RATES AND EXCHANGE RATES
The first policy rate cuts are taking shape somewhat more clearly. They would, according to our forecasts, occur in June for the Federal Reserve, the ECB, and the Bank of England. In particular, the Federal Reserve and the ECB declare they are about to have the necessary data and confidence to be in a position to estimate that inflation is heading sustainably towards the 2% target. The most prominent risk, however, is that inflation proves to be stickier than anticipated, which would delay the monetary easing. We expect three 25-basis-point rate cuts from the Fed by the end of 2024, four for the ECB and the Bank of England. On both sides of the Atlantic, policy rates in real terms and the degree of monetary restriction would remain about unchanged. The induced decline in long-term rates should be limited by the importance of bond issuance against a background of quantitative tightening.
On 31 October, the Bank of Japan (BoJ) adjusted its yield curve control policy (YCC) by allowing a wider fluctuation in 10-year sovereign interest rates around the target of 1%. Further adjustments to monetary policy are likely, given that the country currently faces the fastest rate of inflation since the early 1990s.
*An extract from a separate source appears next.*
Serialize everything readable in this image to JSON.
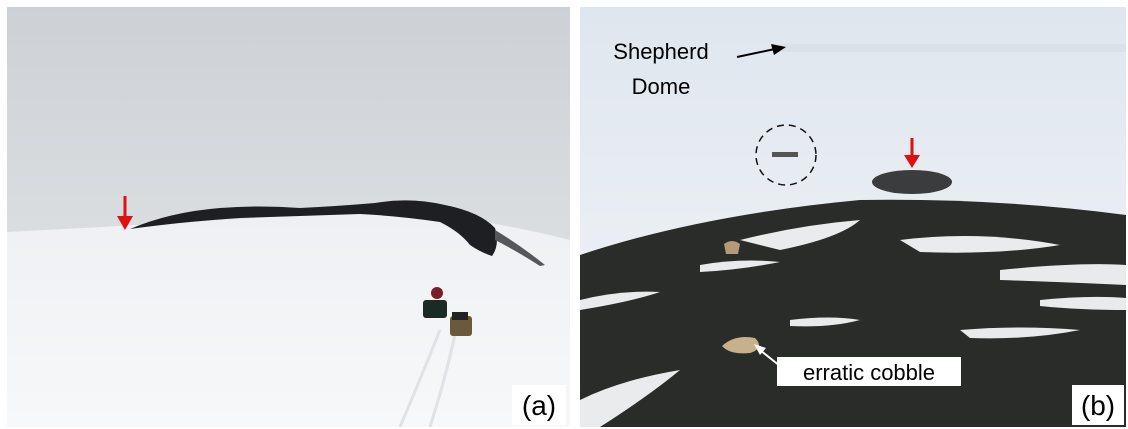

We expect the BoJ to end its negative interest rate policy this Spring (most likely in March), while keeping a loose approach to its yield curve control policy.
We remain fundamentally bearish regarding the US dollar, but the still-strong US growth pushes back and moderates its expected depreciation, especially versus the euro. The yen is expected to strengthen more significantly versus the USD, based on the combination of the start of BoJ tightening and of the repatriation by Japanese investors of their foreign holdings.